With two miles of trails on 129 acres, the varied natural environment at this Norwell property features a millpond, stands of white pine and oak, salt marsh and the meandering North River, which was once the center of Colonial-era shipbuilding in New England. For a pleasant winter walk, you can follow one of several loop or out-and-back routes along carriage roads. Reaching the lovely curve in the North River is a reward in itself; currents can be especially dynamic at this stretch of the tidal stream. Ross Moran of The Trustees says Norris Reservation is great for snowshoeing and a good choice for novices of the sport.

Eleanor Cabot Bradley Estate

Visitors come to admire this majestic country home’s formal gardens in summer and also for winter walks along three miles of woodland cart paths and trails. Nestled in the town of Canton, it’s a perfect place for snowshoeing and easy cross-country skiing. For an extra special day at this Trustees property, come for a holiday party December 8 and a display of ice sculptures in January (see sidebar for event details). Right down the street Alpine skiers will find pay dirt at Blue Hills Ski Area, which has eight downhill trails served by a double chairlift.


Don’t Miss These Trustee of Reservations Events:

Wreath Raising at Weir River Farm in Hingham

December 6, 4-6 p.m.

Members: Free. Nonmembers: $5. Call 781-740-7233 for more information.

Tired of spending the holiday season in the mall? Bring your family down to Weir River Farm for the perfect way to celebrate the season. Join Trustees staff to make the giant wreath that hangs from our big red barn during the holidays. The kids will love sharing a cup of cocoa, making a festive holiday craft, and watching the finished wreath being hoisted up and illuminated. If there is snow, bring your sled for some extra fun!

Holiday Party at Bradley! at the Eleanor Cabot Bradley Estate in Canton

December 8, 4-6 p.m.

Members: $15. Nonmembers: $25. Call 508-636-4693 x 5011 or email bradley@ttor.org for more information

This December, visit the Bradley’s beautifully decorated estate and gardens, tour the grounds and enjoy hors d’oeuvres and holiday cheer with family and friends.

Winter Sunset Walk…
Approaching the Solstice at Norris Reservation in Norwell

December 17 

Members: $10. Nonmembers: $15. Call 508-636-4693 x5011 or email norris@ttor.org for more information.

Walk, watch the sunset and sip on cocoa at the boat house with winter on its doorstep.
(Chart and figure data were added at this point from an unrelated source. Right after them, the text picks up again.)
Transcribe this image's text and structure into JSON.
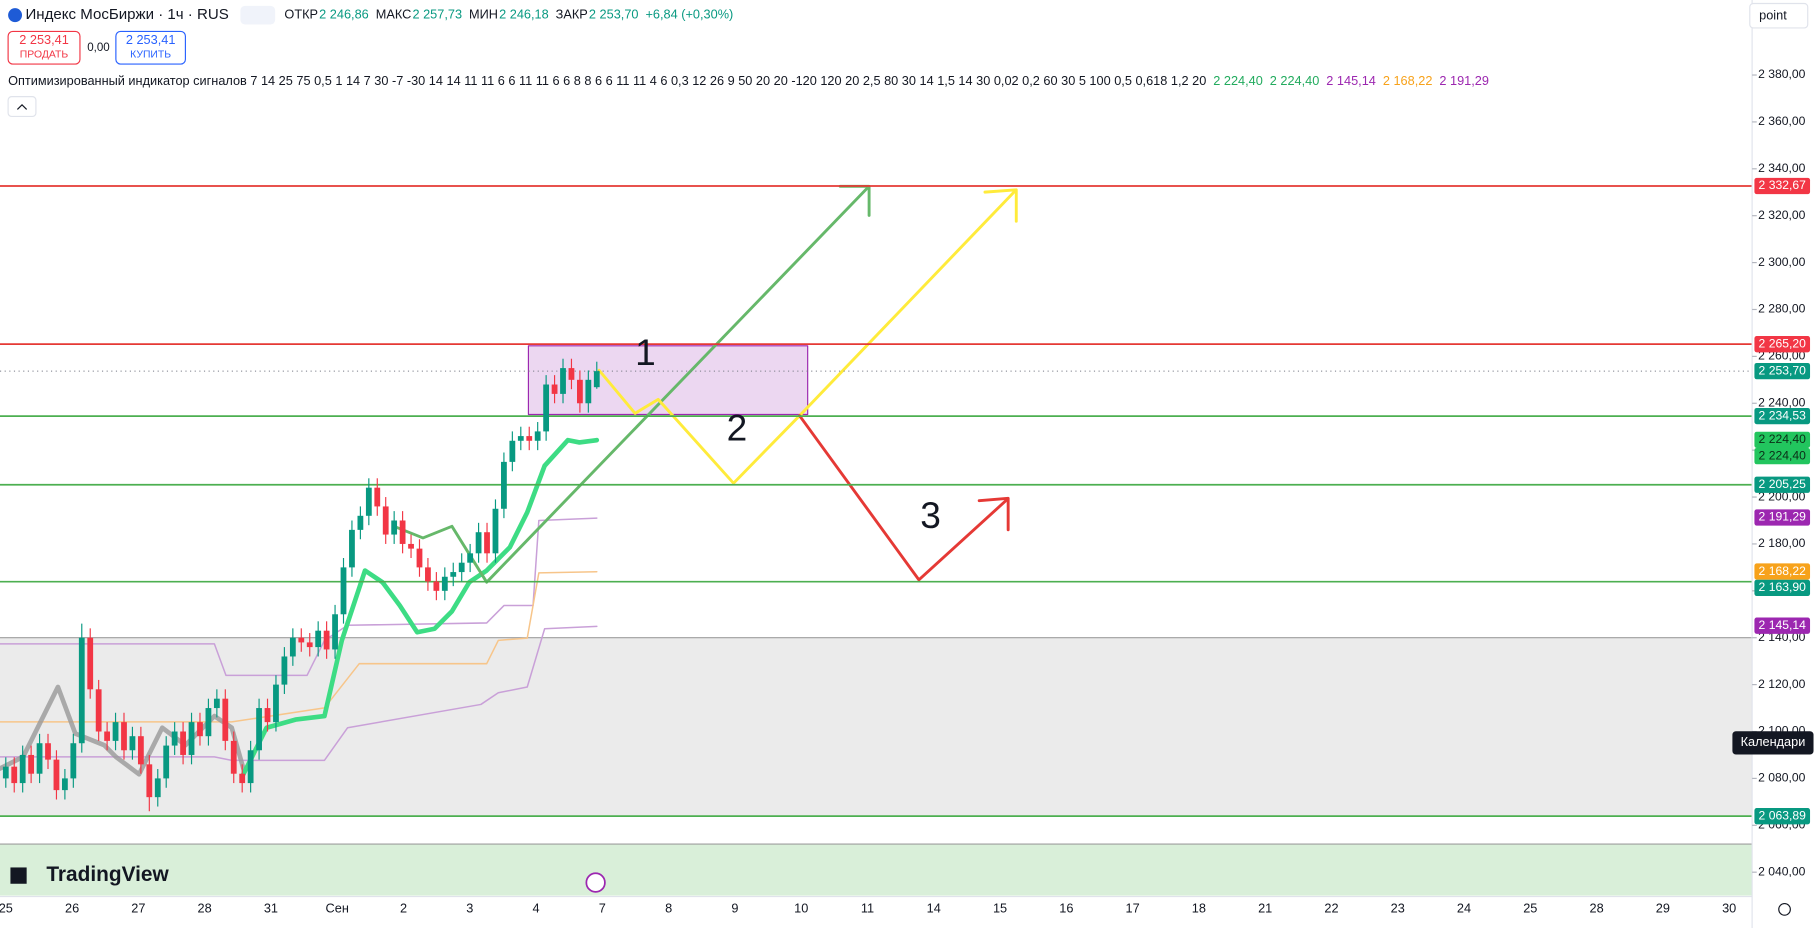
{
  "header": {
    "symbol": "Индекс МосБиржи · 1ч · RUS",
    "ohlc": [
      {
        "label": "ОТКР",
        "value": "2 246,86"
      },
      {
        "label": "МАКС",
        "value": "2 257,73"
      },
      {
        "label": "МИН",
        "value": "2 246,18"
      },
      {
        "label": "ЗАКР",
        "value": "2 253,70"
      }
    ],
    "change": "+6,84 (+0,30%)",
    "sell": {
      "price": "2 253,41",
      "label": "ПРОДАТЬ"
    },
    "spread": "0,00",
    "buy": {
      "price": "2 253,41",
      "label": "КУПИТЬ"
    },
    "scale_mode": "point"
  },
  "indicator": {
    "name": "Оптимизированный индикатор сигналов 7 14 25 75 0,5 1 14 7 30 -7 -30 14 14 11 11 6 6 11 11 6 6 8 8 6 6 11 11 4 6 0,3 12 26 9 50 20 20 -120 120 20 2,5 80 30 14 1,5 14 30 0,02 0,2 60 30 5 100 0,5 0,618 1,2 20",
    "values": [
      {
        "text": "2 224,40",
        "color": "#22ab5e"
      },
      {
        "text": "2 224,40",
        "color": "#22ab5e"
      },
      {
        "text": "2 145,14",
        "color": "#9c27b0"
      },
      {
        "text": "2 168,22",
        "color": "#f7a21b"
      },
      {
        "text": "2 191,29",
        "color": "#9c27b0"
      }
    ]
  },
  "chart_data": {
    "type": "candlestick",
    "x_labels": [
      "25",
      "26",
      "27",
      "28",
      "31",
      "Сен",
      "2",
      "3",
      "4",
      "7",
      "8",
      "9",
      "10",
      "11",
      "14",
      "15",
      "16",
      "17",
      "18",
      "21",
      "22",
      "23",
      "24",
      "25",
      "28",
      "29",
      "30"
    ],
    "ylim": [
      2029.6,
      2412
    ],
    "yticks": [
      {
        "value": 2380,
        "label": "2 380,00"
      },
      {
        "value": 2360,
        "label": "2 360,00"
      },
      {
        "value": 2340,
        "label": "2 340,00"
      },
      {
        "value": 2320,
        "label": "2 320,00"
      },
      {
        "value": 2300,
        "label": "2 300,00"
      },
      {
        "value": 2280,
        "label": "2 280,00"
      },
      {
        "value": 2260,
        "label": "2 260,00"
      },
      {
        "value": 2240,
        "label": "2 240,00"
      },
      {
        "value": 2220,
        "label": "2 220,00"
      },
      {
        "value": 2200,
        "label": "2 200,00"
      },
      {
        "value": 2180,
        "label": "2 180,00"
      },
      {
        "value": 2160,
        "label": "2 160,00"
      },
      {
        "value": 2140,
        "label": "2 140,00"
      },
      {
        "value": 2120,
        "label": "2 120,00"
      },
      {
        "value": 2100,
        "label": "2 100,00"
      },
      {
        "value": 2080,
        "label": "2 080,00"
      },
      {
        "value": 2060,
        "label": "2 060,00"
      },
      {
        "value": 2040,
        "label": "2 040,00"
      }
    ],
    "colors": {
      "up": "#089981",
      "down": "#f23645"
    },
    "open": [
      2080,
      2085,
      2078,
      2090,
      2082,
      2095,
      2088,
      2075,
      2080,
      2095,
      2140,
      2118,
      2100,
      2096,
      2104,
      2092,
      2098,
      2086,
      2072,
      2080,
      2094,
      2100,
      2090,
      2104,
      2098,
      2110,
      2114,
      2096,
      2082,
      2078,
      2092,
      2110,
      2104,
      2120,
      2132,
      2140,
      2138,
      2136,
      2143,
      2135,
      2150,
      2170,
      2186,
      2192,
      2204,
      2196,
      2184,
      2190,
      2180,
      2178,
      2170,
      2164,
      2160,
      2166,
      2168,
      2172,
      2176,
      2185,
      2176,
      2195,
      2215,
      2224,
      2226,
      2224,
      2228,
      2248,
      2244,
      2255,
      2250,
      2240,
      2246.86
    ],
    "high": [
      2089,
      2089,
      2094,
      2094,
      2099,
      2099,
      2092,
      2084,
      2099,
      2146,
      2144,
      2122,
      2104,
      2108,
      2108,
      2102,
      2102,
      2090,
      2084,
      2098,
      2104,
      2104,
      2108,
      2108,
      2114,
      2118,
      2118,
      2100,
      2086,
      2096,
      2114,
      2114,
      2124,
      2136,
      2144,
      2144,
      2142,
      2147,
      2147,
      2154,
      2174,
      2190,
      2196,
      2208,
      2208,
      2200,
      2194,
      2194,
      2184,
      2182,
      2174,
      2168,
      2170,
      2172,
      2176,
      2180,
      2189,
      2189,
      2199,
      2219,
      2228,
      2230,
      2230,
      2232,
      2252,
      2252,
      2259,
      2259,
      2254,
      2254,
      2257.73
    ],
    "low": [
      2076,
      2074,
      2074,
      2078,
      2078,
      2084,
      2071,
      2071,
      2076,
      2091,
      2114,
      2096,
      2092,
      2092,
      2088,
      2088,
      2082,
      2066,
      2068,
      2076,
      2090,
      2086,
      2086,
      2094,
      2094,
      2106,
      2092,
      2078,
      2074,
      2074,
      2088,
      2100,
      2100,
      2116,
      2128,
      2134,
      2132,
      2132,
      2131,
      2131,
      2146,
      2166,
      2182,
      2188,
      2192,
      2180,
      2180,
      2176,
      2174,
      2166,
      2160,
      2156,
      2156,
      2162,
      2164,
      2168,
      2172,
      2172,
      2172,
      2191,
      2211,
      2220,
      2220,
      2220,
      2224,
      2240,
      2240,
      2246,
      2236,
      2236,
      2246.18
    ],
    "close": [
      2085,
      2078,
      2090,
      2082,
      2095,
      2088,
      2075,
      2080,
      2095,
      2140,
      2118,
      2100,
      2096,
      2104,
      2092,
      2098,
      2086,
      2072,
      2080,
      2094,
      2100,
      2090,
      2104,
      2098,
      2110,
      2114,
      2096,
      2082,
      2078,
      2092,
      2110,
      2104,
      2120,
      2132,
      2140,
      2138,
      2136,
      2143,
      2135,
      2150,
      2170,
      2186,
      2192,
      2204,
      2196,
      2184,
      2190,
      2180,
      2178,
      2170,
      2164,
      2160,
      2166,
      2168,
      2172,
      2176,
      2185,
      2176,
      2195,
      2215,
      2224,
      2226,
      2224,
      2228,
      2248,
      2244,
      2255,
      2250,
      2240,
      2250,
      2253.7
    ],
    "levels": [
      {
        "value": 2332.67,
        "label": "2 332,67",
        "color": "#f23645",
        "line": "solid"
      },
      {
        "value": 2265.2,
        "label": "2 265,20",
        "color": "#f23645",
        "line": "solid"
      },
      {
        "value": 2253.7,
        "label": "2 253,70",
        "color": "#089981",
        "line": "dotted"
      },
      {
        "value": 2234.53,
        "label": "2 234,53",
        "color": "#089981",
        "line": "solid"
      },
      {
        "value": 2224.4,
        "label": "2 224,40",
        "color": "#22c55e",
        "line": "none"
      },
      {
        "value": 2224.4,
        "label": "2 224,40",
        "color": "#22c55e",
        "line": "none"
      },
      {
        "value": 2205.25,
        "label": "2 205,25",
        "color": "#089981",
        "line": "solid"
      },
      {
        "value": 2191.29,
        "label": "2 191,29",
        "color": "#9c27b0",
        "line": "none"
      },
      {
        "value": 2168.22,
        "label": "2 168,22",
        "color": "#f7a21b",
        "line": "none"
      },
      {
        "value": 2163.9,
        "label": "2 163,90",
        "color": "#089981",
        "line": "solid"
      },
      {
        "value": 2145.14,
        "label": "2 145,14",
        "color": "#9c27b0",
        "line": "none"
      },
      {
        "value": 2063.89,
        "label": "2 063,89",
        "color": "#089981",
        "line": "solid"
      }
    ],
    "zones": [
      {
        "from": 2140,
        "to": 2063.89,
        "color": "#ebebeb"
      },
      {
        "from": 2052,
        "to": 2030,
        "color": "#d9efd9"
      }
    ],
    "annotations": [
      "1",
      "2",
      "3"
    ],
    "watermark": "TradingView",
    "tooltip": "Календари"
  }
}
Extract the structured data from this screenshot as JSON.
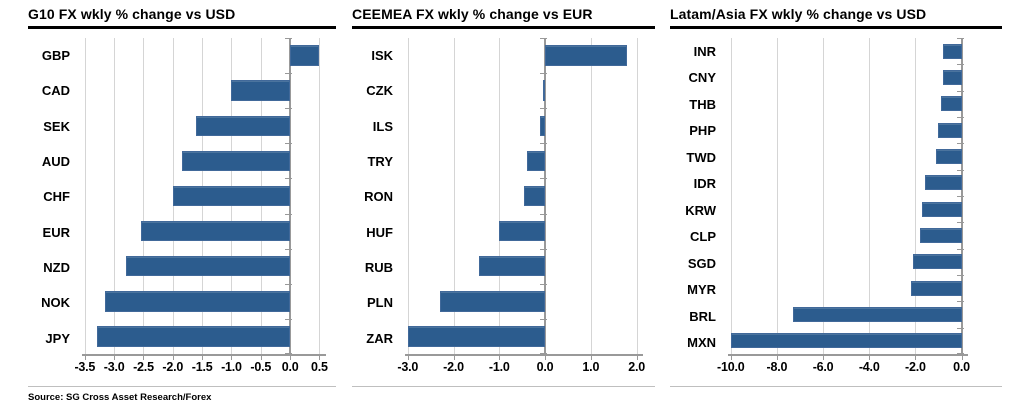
{
  "source_note": "Source: SG Cross Asset Research/Forex",
  "colors": {
    "bar": "#2c5c8e",
    "grid": "#d5d5d5",
    "axis": "#999999",
    "title_underline": "#000000",
    "panel_divider": "#bfbfbf"
  },
  "chart_data": [
    {
      "type": "bar",
      "orientation": "horizontal",
      "title": "G10 FX wkly % change vs USD",
      "categories": [
        "GBP",
        "CAD",
        "SEK",
        "AUD",
        "CHF",
        "EUR",
        "NZD",
        "NOK",
        "JPY"
      ],
      "values": [
        0.5,
        -1.0,
        -1.6,
        -1.85,
        -2.0,
        -2.55,
        -2.8,
        -3.15,
        -3.3
      ],
      "xlim": [
        -3.5,
        0.5
      ],
      "xticks": [
        -3.5,
        -3.0,
        -2.5,
        -2.0,
        -1.5,
        -1.0,
        -0.5,
        0.0,
        0.5
      ],
      "xtick_labels": [
        "-3.5",
        "-3.0",
        "-2.5",
        "-2.0",
        "-1.5",
        "-1.0",
        "-0.5",
        "0.0",
        "0.5"
      ],
      "grid": true,
      "legend": false
    },
    {
      "type": "bar",
      "orientation": "horizontal",
      "title": "CEEMEA FX wkly % change vs EUR",
      "categories": [
        "ISK",
        "CZK",
        "ILS",
        "TRY",
        "RON",
        "HUF",
        "RUB",
        "PLN",
        "ZAR"
      ],
      "values": [
        1.8,
        -0.05,
        -0.1,
        -0.4,
        -0.45,
        -1.0,
        -1.45,
        -2.3,
        -3.0
      ],
      "xlim": [
        -3.0,
        2.0
      ],
      "xticks": [
        -3.0,
        -2.0,
        -1.0,
        0.0,
        1.0,
        2.0
      ],
      "xtick_labels": [
        "-3.0",
        "-2.0",
        "-1.0",
        "0.0",
        "1.0",
        "2.0"
      ],
      "grid": true,
      "legend": false
    },
    {
      "type": "bar",
      "orientation": "horizontal",
      "title": "Latam/Asia FX wkly % change vs USD",
      "categories": [
        "INR",
        "CNY",
        "THB",
        "PHP",
        "TWD",
        "IDR",
        "KRW",
        "CLP",
        "SGD",
        "MYR",
        "BRL",
        "MXN"
      ],
      "values": [
        -0.8,
        -0.8,
        -0.9,
        -1.0,
        -1.1,
        -1.6,
        -1.7,
        -1.8,
        -2.1,
        -2.2,
        -7.3,
        -10.0
      ],
      "xlim": [
        -10.0,
        0.0
      ],
      "xticks": [
        -10.0,
        -8.0,
        -6.0,
        -4.0,
        -2.0,
        0.0
      ],
      "xtick_labels": [
        "-10.0",
        "-8.0",
        "-6.0",
        "-4.0",
        "-2.0",
        "0.0"
      ],
      "grid": true,
      "legend": false
    }
  ]
}
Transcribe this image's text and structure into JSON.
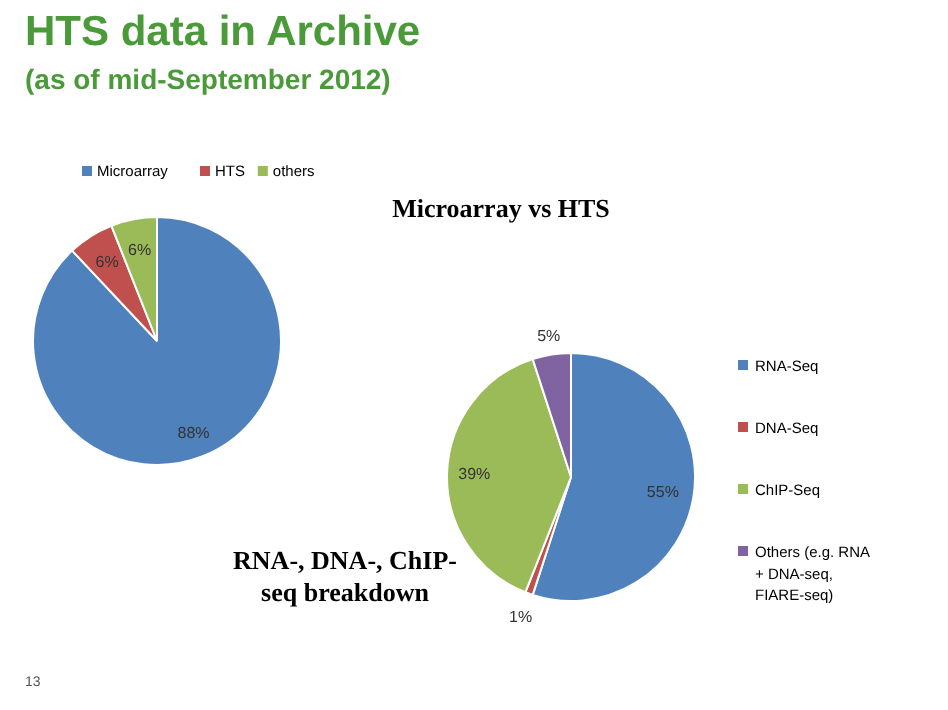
{
  "chart_data": [
    {
      "type": "pie",
      "title": "Microarray vs HTS",
      "annotations": [
        "HTS data in Archive",
        "(as of mid-September 2012)",
        "13"
      ],
      "categories": [
        "Microarray",
        "HTS",
        "others"
      ],
      "values": [
        88,
        6,
        6
      ],
      "colors": [
        "#4f81bd",
        "#c0504d",
        "#9bbb59"
      ],
      "value_labels": [
        "88%",
        "6%",
        "6%"
      ],
      "legend": "top"
    },
    {
      "type": "pie",
      "title": "RNA-, DNA-, ChIP-seq breakdown",
      "categories": [
        "RNA-Seq",
        "DNA-Seq",
        "ChIP-Seq",
        "Others (e.g. RNA + DNA-seq, FIARE-seq)"
      ],
      "values": [
        55,
        1,
        39,
        5
      ],
      "colors": [
        "#4f81bd",
        "#c0504d",
        "#9bbb59",
        "#8064a2"
      ],
      "value_labels": [
        "55%",
        "1%",
        "39%",
        "5%"
      ],
      "legend": "right"
    }
  ]
}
Then stroll along the trails that evening with a lantern in hand.

Illumination Night!
at  Governor Hutchinson’s Field in Milton

December 20, 5:30-8 p.m.

Members: $5. Nonmembers: $10, Free for children; Call 617-543-7696 x2121 or email kbaker@ttor.org for more information.

Come celebrate the winter solstice by lighting up the dark sky. Enjoy a campfire and some treats, and we’ll light the trees at Hutchinson’s Field to be enjoyed throughout the darkest days of the year.

Garden Dreams Winter Sculptures at the Eleanor Cabot Bradley Estate in Canton

January 9, 2016, 1-3 p.m.

Members: $25/family. Nonmembers: $40/family. Call 508-636-4693 x 5011 or email jearly@thetrustees.org for more information.

The gardens will be turned into a winter wonderland of snow and ice sculptures! Local artists will take to the gardens to display their skills around the common theme of Garden Dreams. Refreshments will be served in the house and the sculptures will remain an installation for weeks to come until the spring warmth arrives.

Come Home to Bradley! at the Eleanor Cabot Bradley Estate in Canton

January 14, 21 and 28,
11 a.m. -3 p.m.

Members: Free. Nonmembers: $15. Call 508-636-4693 x5011  or email jearly@thetrustees.org for more information

Stop by the Bradley Estate to read, relax, watch old movies and sip hot cocoa. Bring your sled or skis for outdoor fun in the snow or go on a scavenger hunt (weather permitting). Ages 5 and up.